Thursday, May 29, 2014

The Pharos Objective - David Sakmyster

I was on a World Fantasy Convention panel with David Sakmyster a few years ago. The panel was about using mythology in fantasy stories, and I made a mental note then to read this book. I'm a little ashamed to admit that I am only now getting around to it.

Our hero is Caleb Crowe, a university professor whose family is adept at remote viewing -- a paranormal talent in which the subject can see events happening across the world, or even far back in time. Caleb's still beating himself up for an accident years before that put his sister Phoebe in a wheelchair.
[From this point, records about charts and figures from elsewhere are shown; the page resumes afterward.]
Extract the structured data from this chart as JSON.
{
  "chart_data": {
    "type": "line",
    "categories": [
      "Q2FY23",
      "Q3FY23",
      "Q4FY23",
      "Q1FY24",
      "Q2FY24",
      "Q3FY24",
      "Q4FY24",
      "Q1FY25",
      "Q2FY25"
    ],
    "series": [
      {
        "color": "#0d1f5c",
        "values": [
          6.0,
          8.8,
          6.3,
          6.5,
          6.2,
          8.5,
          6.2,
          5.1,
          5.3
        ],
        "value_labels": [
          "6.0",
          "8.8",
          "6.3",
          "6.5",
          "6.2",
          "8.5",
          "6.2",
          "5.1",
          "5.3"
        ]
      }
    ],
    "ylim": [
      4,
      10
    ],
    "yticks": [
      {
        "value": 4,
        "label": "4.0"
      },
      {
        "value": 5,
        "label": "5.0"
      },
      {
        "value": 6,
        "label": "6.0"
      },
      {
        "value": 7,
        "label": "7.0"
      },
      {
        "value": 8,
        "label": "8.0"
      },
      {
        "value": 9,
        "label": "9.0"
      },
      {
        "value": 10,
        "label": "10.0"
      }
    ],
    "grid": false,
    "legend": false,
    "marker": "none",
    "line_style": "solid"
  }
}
And he hasn't forgiven his mother --  as a child, he drew remote-viewing pictures of the place where his father was being held prisoner, and she refused to act on them to rescue him.
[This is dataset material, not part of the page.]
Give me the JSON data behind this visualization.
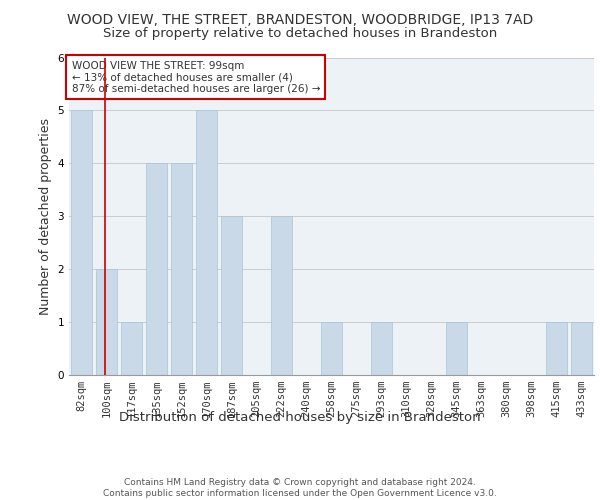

Now, his mother has fallen in with a team of psychic archaeologists to find the legendary treasure supposedly hidden beneath the ruins of the Pharos Lighthouse. Grudgingly, Caleb agrees to go along with the team to Egypt, even though he trusts neither the motives of the team's leader nor the man's interest in his mother. The lighthouse's architect built in traps and puzzles to protect the treasure, and while Caleb's talent gives him the inside track on solving them, it's by no means certain he will gain the prize -- for the team has also drawn the interest of a shadowy group that appears to be blocking their attempt to find the treasure.

The story was well-written and the puzzles had me stumped. I liked Caleb's relationship with his sister.

However, my file had some formatting issues. Some chapters were in Times and some were in Courier, and there didn't seem to be a reason in the narrative for the shift.

Still, for fans of Indiana Jones, The Pharos Objective is worth a read.